At just shy of 7 years old and with Down syndrome, this guy has chores. He helps with garbage and he as been capable of it for months.
And not just that!
He helps rinse and load dishes.
He puts on his own shoes and socks.
He can feed the cats.
His speech will take awhile. May of his developmental skills are definitely delayed, however, many are close to o track fo a 6 year old.
Not only is he capable, he does most of his work with a level of joy that will change the trajectory of my day and brighten the atmosphere of our home for everyone.
Let me tell you, THAT is developmentally advanced beyond any of his older siblings, for sure.
When you see someone with Down Syndrome being celebrated for something developmentally normal and treated as an anomaly because they are capable, I challenge you to remember this.
That person with Down Syndrome that you are cheering on is amazing, but they also benefit from a certain privilege.

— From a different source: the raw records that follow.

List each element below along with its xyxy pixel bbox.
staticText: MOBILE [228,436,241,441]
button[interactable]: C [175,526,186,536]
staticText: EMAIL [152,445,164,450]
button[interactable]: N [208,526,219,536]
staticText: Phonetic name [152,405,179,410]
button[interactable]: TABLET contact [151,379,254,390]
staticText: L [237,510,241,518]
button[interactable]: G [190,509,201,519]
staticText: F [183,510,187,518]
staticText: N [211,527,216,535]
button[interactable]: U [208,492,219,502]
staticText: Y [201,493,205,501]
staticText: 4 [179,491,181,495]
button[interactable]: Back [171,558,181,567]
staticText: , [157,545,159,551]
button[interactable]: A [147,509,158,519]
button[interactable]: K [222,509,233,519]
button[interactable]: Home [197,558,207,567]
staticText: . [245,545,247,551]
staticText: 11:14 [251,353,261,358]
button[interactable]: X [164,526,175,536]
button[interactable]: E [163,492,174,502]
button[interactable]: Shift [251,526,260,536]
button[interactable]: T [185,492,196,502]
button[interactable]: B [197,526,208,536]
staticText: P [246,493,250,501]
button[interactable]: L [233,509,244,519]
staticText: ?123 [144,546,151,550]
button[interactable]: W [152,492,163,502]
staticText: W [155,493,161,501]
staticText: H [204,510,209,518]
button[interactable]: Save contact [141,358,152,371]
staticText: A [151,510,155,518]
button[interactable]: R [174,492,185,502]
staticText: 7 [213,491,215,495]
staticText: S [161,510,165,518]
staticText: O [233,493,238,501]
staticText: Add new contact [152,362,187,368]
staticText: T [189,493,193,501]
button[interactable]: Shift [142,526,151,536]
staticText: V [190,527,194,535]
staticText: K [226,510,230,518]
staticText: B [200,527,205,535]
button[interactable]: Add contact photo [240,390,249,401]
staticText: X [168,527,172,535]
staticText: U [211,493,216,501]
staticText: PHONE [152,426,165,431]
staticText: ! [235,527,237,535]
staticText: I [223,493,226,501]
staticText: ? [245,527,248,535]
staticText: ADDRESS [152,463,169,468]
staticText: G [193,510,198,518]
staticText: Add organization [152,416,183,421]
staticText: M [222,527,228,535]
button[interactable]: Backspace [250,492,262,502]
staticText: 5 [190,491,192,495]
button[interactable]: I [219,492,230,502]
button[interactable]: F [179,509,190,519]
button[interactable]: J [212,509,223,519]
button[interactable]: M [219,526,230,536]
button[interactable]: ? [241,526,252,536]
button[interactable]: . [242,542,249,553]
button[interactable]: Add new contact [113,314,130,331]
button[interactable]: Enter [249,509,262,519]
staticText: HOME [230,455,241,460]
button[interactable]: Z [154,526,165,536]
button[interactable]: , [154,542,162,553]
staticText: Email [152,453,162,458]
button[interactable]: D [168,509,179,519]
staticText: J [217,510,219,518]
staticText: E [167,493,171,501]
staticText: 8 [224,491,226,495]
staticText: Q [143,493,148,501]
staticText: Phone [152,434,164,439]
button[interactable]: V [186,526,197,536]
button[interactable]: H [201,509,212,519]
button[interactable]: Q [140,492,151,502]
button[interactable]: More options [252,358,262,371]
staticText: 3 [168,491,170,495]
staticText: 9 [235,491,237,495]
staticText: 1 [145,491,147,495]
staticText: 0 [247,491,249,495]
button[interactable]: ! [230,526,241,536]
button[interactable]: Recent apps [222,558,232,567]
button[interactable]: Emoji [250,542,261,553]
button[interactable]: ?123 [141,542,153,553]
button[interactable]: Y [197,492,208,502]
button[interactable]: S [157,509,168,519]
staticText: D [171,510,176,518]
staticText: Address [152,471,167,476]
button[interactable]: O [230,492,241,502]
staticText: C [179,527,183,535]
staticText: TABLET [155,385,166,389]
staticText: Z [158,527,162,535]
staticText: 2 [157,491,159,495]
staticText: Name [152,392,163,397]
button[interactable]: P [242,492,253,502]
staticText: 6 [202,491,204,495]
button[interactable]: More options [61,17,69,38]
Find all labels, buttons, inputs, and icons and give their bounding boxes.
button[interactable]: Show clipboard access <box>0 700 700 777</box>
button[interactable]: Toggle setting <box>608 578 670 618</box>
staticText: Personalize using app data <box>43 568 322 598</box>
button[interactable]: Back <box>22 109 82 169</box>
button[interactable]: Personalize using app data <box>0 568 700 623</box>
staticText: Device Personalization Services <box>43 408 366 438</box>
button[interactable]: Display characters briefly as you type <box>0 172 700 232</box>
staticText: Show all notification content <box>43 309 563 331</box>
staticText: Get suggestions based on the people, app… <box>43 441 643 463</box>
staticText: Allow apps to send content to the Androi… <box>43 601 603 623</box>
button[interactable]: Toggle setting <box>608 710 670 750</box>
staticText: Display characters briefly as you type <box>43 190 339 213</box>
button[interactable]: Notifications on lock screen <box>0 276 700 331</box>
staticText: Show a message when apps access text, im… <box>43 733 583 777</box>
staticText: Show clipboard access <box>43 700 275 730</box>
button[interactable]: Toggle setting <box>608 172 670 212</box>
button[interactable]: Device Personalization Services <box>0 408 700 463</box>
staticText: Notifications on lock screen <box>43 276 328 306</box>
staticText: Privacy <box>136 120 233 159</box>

In the USA my son is one of TWO.
Two out of ten children with Down Syndrome are given the opportunity to be born and to prove to this world just how capable each of them or ANY of them can be.
Mozart is here sharing his normal today, to stand up for the other eight. And we are going to keep doing it.
He was not a flawed clump of cells to be tossed aside for an extra chromosome.
Mozart is no Garbage.
Down Syndrome should not be a death sentence.